The maximum credit risk exposure associated with the Company's
financial assets is the carrying amount.
iii) Liquidity risk
Compton is exposed to liquidity risk which is the risk that the
Company will be unable to generate or obtain sufficient cash to meet
its commitments as they come due. Mitigation of this risk is achieved
through the active management of cash and debt. In managing liquidity
risk, in addition to cash flow generated from operating activities,
the Company has access to sources of funding at competitive rates
through public debt markets, capital markets, property dispositions
and banks as disclosed in Note 5. Compton believes it has sufficient
funding through the use of these facilities to meet any foreseeable
cash requirements.
The timing of cash outflows relating to financial liabilities are
outlined below:
1 year 2-3 years 4-5 years +5 years Total
----------- ----------- ----------- ----------- -----------
Accounts
payable $ 137,226 $ - $ - $ - $ 137,226
Risk
management
liabilities 65,686 - - - 65,686
Bank debt - 470,000 - - 470,000
Senior term
notes - - - 458,370 458,370
----------- ----------- ----------- ----------- -----------
$ 202,912 $ 470,000 $ - $ 458,370 $1,131,282
----------- ----------- ----------- ----------- -----------
----------- ----------- ----------- ----------- -----------
14. Foreign exchange (gain) loss
Amounts charged to foreign exchange (gain) loss during the period ended
are as follows:
Three months ended Six months ended
June 30, June 30,
------------------------ ------------------------
2008 2007 2008 2007
----------- ----------- ----------- -----------
Foreign exchange on
translation of US$
debt $ (4,185) $ (40,275) $ 13,725 $ (45,855)
Other foreign exchange 38 584 34 642
----------- ----------- ----------- -----------
Total (gain) loss $ (4,147) $ (39,691) $ 13,759 $ (45,213)
----------- ----------- ----------- -----------
----------- ----------- ----------- -----------
15. Supplemental cash flow information
Amounts actually paid during the period relating to interest expense and
capital taxes are as follows:
Three months ended Six months ended
June 30, June 30,
------------------------ ------------------------
2008 2007 2008 2007
----------- ----------- ----------- -----------
Interest paid $ 24,598 $ 25,336 $ 31,230 $ 29,517
Taxes paid - - - -
----------- ----------- ----------- -----------
$ 24,598 $ 25,336 $ 31,230 $ 29,517
----------- ----------- ----------- -----------
----------- ----------- ----------- -----------
16. Strategic review
In response to certain concerns raised by Centennial Energy Partners LLC,
a major shareholder of Compton, the Board of Directors of the Company
announced, in a news release dated February 28, 2008, that it would
undertake a formal review of the Company's business plans and
alternatives for enhancing shareholder value. The review was conducted
under the direction of a Special Committee of the Board comprised of
Compton's independent directors.
Subsequent to the completion of the review process, as announced on
June 11, 2008, the Company's Board of Directors has determined to seek a
buyer for all of the capital stock of the Company.

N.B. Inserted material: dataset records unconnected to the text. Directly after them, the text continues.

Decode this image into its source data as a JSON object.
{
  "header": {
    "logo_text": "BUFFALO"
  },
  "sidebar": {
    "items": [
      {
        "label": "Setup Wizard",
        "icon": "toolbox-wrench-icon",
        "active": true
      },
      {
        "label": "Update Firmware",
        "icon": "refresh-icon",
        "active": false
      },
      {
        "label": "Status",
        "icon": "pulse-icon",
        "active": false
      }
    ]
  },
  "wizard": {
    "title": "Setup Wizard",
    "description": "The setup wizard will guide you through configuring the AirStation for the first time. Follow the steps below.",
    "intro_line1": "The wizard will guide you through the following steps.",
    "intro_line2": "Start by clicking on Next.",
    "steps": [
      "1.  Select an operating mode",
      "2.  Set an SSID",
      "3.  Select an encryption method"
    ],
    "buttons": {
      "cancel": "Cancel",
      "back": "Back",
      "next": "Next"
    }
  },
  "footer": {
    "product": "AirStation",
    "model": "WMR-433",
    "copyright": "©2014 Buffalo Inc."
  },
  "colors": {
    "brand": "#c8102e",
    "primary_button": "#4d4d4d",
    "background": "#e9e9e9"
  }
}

The Company has estimated direct costs associated with, and resulting
from the review process will total approximately $10.8 million. These
costs include among others, consulting and advisory fees, legal fees, and
costs relating to employee retention but do not include fees payable
associated with a sale of the Company. Costs are recognized as incurred
and, as at June 30, 2008, the Company has recorded $6.2 million of
strategic review related expenses.
17. Subsequent events
Subsequent to June 30, 2008, the Company closed the transaction for the
sale of certain assets in the Peace River Arch. Gross proceeds before
adjustments were received in the amount of $38.5 million from the
disposition. Additionally, Purchase and Sale Agreements have been
executed relating to the sale of assets at Zama, Thornbury and Cecil. The
Company anticipates that these sales will close in August, with expected
gross proceeds before adjustments of $179.6 million.
18. Reclassification
Certain amounts disclosed for prior periods have been reclassified to
conform with current period presentation.